Director    Boaz Yakin
Starring    Jason Statham, Catherine Chan, James Hong, Chris Sarandon, Reggie Lee
Release    27 APR (US) 4 MAY (UK)    Certificate 15
2 stars


1st May 2012

An entire week passed between me watching Jason Statham's newest addition to his one-man sub-genre and writing up this review. No matter though, because Safe fits nicely into The Stath's typical movie mould. It has guns, punching, car chases, a suit and another odd Cockney/American hybrid accent. Hell, I could've copied and pasted my Transporter 3 review, changed around a few words and no one would've been any the wiser.

As it turns out, Safe could almost be Transporter 4. An unnecessarily complicated plot sees Luke Wright (Jason Statham), a former NYPD cop-turned-cage fighter (!) getting caught up in the middle of a three-way hunt between the Russian Mafia, The Triads and some crooked New York City officials. Why? Luke rescues young Mai (Catherine Chan), a 12-year-old child genius with a photographic memory who's wanted by everyone. Why? Because she's memorised an important code. Also because ACTION MOVIE.

Hard though he was, Statham still ran like a total gaylord.

If you were to plot Jason Statham's career out on a handy Nicolas Cage-esque matrix, Safe would teeter on the edge of the Serious/Rubbish bracket. Not quite in the echelons of daftness with Crank but less serious than The Mechanic. When The Stath spurts choice dialogue like "I'm going to do things to him that'll make me ashamed to look in the mirror," and "I've been in restaurants all night and all I got served was lead," you think maybe, just maybe, he's finally began to embrace the ridiculousness of his own brand.

Like all Stath movies, the plot plays second fiddle to the action, or at least, it ends up that way. The story is so chock-a-block it's as if writer/director Boaz Yakin couldn't decide on his bad guys so he went all in. What it boils down to is everyone is after Luke Wright because he has morals, or as a bent cop puts it, "He's a killer, but an honest one." The corrupt police want him because he sold them out; The Russians want him because he lost them money; and the Chinese want him because he has Mai. It's basically the city of New York vs Jason Statham.

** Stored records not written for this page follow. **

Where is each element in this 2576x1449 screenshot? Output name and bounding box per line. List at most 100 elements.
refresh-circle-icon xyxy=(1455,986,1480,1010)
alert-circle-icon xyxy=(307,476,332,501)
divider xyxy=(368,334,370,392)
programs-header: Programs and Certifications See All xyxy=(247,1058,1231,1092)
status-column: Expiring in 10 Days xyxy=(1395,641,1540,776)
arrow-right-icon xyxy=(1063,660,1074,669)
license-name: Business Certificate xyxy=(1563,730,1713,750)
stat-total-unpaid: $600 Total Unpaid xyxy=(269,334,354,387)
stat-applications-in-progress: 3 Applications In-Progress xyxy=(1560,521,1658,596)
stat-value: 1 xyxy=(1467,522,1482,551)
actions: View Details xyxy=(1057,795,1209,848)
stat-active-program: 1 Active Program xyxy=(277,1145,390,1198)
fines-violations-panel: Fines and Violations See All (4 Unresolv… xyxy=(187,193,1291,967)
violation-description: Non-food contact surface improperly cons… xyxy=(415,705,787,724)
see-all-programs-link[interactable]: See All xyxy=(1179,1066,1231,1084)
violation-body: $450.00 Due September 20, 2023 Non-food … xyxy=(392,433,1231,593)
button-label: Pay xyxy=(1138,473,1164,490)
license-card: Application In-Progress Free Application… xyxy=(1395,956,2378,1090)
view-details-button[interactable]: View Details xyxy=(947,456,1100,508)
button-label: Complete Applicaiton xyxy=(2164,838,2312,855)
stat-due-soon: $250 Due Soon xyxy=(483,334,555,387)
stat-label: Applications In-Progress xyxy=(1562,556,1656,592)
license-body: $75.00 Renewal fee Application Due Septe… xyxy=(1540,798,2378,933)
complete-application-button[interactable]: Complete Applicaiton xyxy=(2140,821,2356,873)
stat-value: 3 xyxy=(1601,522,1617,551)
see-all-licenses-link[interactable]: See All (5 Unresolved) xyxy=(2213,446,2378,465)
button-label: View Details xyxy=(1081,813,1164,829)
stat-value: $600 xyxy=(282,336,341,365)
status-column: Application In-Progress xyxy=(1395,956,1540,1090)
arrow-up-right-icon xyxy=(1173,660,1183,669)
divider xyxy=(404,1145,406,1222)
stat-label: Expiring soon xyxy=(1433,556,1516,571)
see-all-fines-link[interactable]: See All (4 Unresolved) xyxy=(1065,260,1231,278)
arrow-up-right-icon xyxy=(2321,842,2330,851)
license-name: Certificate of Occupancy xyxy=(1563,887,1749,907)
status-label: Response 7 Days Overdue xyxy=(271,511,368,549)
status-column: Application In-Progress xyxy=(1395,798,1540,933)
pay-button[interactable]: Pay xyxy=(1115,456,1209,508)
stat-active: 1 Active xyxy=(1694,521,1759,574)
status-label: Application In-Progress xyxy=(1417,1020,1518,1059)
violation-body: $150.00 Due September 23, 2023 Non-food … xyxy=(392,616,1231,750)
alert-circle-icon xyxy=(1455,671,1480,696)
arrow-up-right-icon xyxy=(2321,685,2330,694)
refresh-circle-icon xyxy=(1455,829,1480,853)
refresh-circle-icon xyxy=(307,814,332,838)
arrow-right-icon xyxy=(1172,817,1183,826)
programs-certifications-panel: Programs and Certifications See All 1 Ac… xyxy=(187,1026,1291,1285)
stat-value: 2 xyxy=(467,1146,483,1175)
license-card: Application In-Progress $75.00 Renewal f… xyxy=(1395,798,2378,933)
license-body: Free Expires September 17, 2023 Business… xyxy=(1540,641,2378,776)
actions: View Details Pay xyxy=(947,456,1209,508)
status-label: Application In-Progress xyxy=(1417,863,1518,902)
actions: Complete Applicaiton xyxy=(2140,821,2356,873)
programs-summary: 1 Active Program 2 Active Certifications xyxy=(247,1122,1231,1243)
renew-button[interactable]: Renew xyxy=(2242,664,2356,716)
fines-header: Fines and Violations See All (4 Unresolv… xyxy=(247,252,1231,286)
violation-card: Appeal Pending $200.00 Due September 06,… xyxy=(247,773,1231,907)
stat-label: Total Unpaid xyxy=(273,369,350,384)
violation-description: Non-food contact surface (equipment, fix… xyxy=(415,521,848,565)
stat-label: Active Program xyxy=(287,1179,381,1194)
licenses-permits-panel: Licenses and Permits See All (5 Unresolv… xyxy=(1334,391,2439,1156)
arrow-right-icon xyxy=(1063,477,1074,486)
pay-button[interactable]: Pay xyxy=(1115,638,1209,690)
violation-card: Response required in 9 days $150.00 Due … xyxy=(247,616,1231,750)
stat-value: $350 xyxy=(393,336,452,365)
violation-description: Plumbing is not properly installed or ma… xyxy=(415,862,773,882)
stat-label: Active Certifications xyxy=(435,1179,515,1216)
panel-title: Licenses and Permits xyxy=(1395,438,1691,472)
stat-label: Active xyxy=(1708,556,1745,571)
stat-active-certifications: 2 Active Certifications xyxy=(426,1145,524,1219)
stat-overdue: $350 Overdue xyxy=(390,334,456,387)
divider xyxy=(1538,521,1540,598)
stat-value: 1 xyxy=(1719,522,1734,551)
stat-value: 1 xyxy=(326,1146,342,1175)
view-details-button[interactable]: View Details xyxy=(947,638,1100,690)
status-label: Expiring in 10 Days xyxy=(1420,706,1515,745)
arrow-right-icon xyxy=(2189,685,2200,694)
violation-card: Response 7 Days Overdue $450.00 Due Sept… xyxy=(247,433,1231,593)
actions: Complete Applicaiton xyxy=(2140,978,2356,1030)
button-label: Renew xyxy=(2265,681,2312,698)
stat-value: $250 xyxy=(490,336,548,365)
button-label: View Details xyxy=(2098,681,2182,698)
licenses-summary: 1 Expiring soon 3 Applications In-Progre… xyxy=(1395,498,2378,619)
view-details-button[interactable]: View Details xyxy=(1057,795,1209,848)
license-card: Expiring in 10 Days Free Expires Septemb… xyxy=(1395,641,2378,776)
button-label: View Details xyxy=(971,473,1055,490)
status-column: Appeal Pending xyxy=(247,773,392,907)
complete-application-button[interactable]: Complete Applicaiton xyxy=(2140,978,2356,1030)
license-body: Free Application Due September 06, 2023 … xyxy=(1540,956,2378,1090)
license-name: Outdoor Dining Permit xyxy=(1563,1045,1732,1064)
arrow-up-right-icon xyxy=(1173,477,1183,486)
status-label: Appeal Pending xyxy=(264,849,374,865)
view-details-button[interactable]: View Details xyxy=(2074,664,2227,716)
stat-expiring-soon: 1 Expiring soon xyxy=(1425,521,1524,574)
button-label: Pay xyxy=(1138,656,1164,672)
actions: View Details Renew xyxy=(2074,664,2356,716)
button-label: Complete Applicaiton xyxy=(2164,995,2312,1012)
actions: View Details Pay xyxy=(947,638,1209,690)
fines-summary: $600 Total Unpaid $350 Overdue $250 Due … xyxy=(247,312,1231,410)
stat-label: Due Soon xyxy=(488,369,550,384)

You can't fault the film's imagination. Yakin certainly has a strong concept on his hands, but he doesn't allow it to play out particularly smoothly; Safe clunks along from set-piece to set-piece in the most formulaic of ways. But when has a strong plot ever been a highlight of a Jason Statham movie? The constant barrage of bullets, some impressive high speed car chases and unnecessary J-turns should be enough to satisfy the guy's fanbase.

Statham in holding gun and scowling shocker.

There is one shining ray of light in amongst all the gang warfare and snappy quips, and that's Catherine Chan. The young actress stands her ground throughout. Flipping from Mandarin to English and back again, she effortlessly manages to out-act the entire cast. The youngster will surely to have a bright future.

All in all then, Safe is your standard Stath fare – you know what you're letting yourself in for. Fans will lap it up, cynics will remain unconvinced, but with a story that could've gone somewhere interesting with some fine tuning, it has more brains than his usual output. It's just a shame most of them are splattered up the walls.